第3話
次の日の僕は、学校の帰りにスーパーに寄った。プリンの材料を買うためである。
以前イタリアンプリンを食べたときの記憶と、文明の利器を参考に材料を買う。プリンだからもちろん卵、牛乳がいる。砂糖は前に買ったものが残っているから大丈夫で、バニラビーンズも僕の試作用に両親が少しだけ分けてくれる。あとはしょっぱさと濃厚さがあるから、クリームチーズと生クリーム。マスカルポーネとコンデンスミルクのレシピも見たので、そっちも買っておく。
急いで家に帰ったら、台所を借りる。両親は用事を終えて、今はお客さんと喋っている。邪魔にならないように、さっさと終わらせようと気合を入れる。印刷した二つのレシピを冷蔵庫に貼って、頭巾をきつく締める。
まずはカラメル作りから。お鍋にグラニュー糖とお水を入れて、火にかける。揺すったり混ぜたりしないで鍋を見続け、こげの匂いがしたらお湯を入れて馴染ませる。すごく跳ねるのを注意して、火傷をしないかハラハラしながら混ぜたら、二つ用意した四角い型に入れておく。

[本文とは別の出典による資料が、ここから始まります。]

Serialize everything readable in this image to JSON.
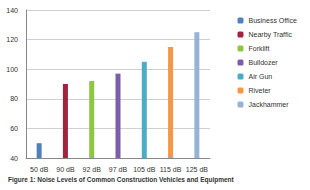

プリンの液はそれぞれのレシピに沿って作る。作ったプリン液を濾しながら型に入れ、耐熱バットに敷いた濡れた布巾の上に乗せる。バットの方にお湯を入れたら、それをオーブンに入れて湯煎焼きにする。お店で出すプリンも湯煎焼きで作っているから、これは慣れたものだ。
父が良く言うように、手際と順番を意識する。早く仕上がる方から焼いて、そっちを冷ましている間にもう一方も焼いていく。二つとも焼けたら、粗熱が取れた方から冷蔵庫に入れる。いつもお店で使っている冷蔵庫の端の方を間借りする。冷ます時間は一晩。明日の帰宅後にはちょうど美味しいタイミングになる。疲れた体に鞭を打って、今のうちに洗い物をすることにした。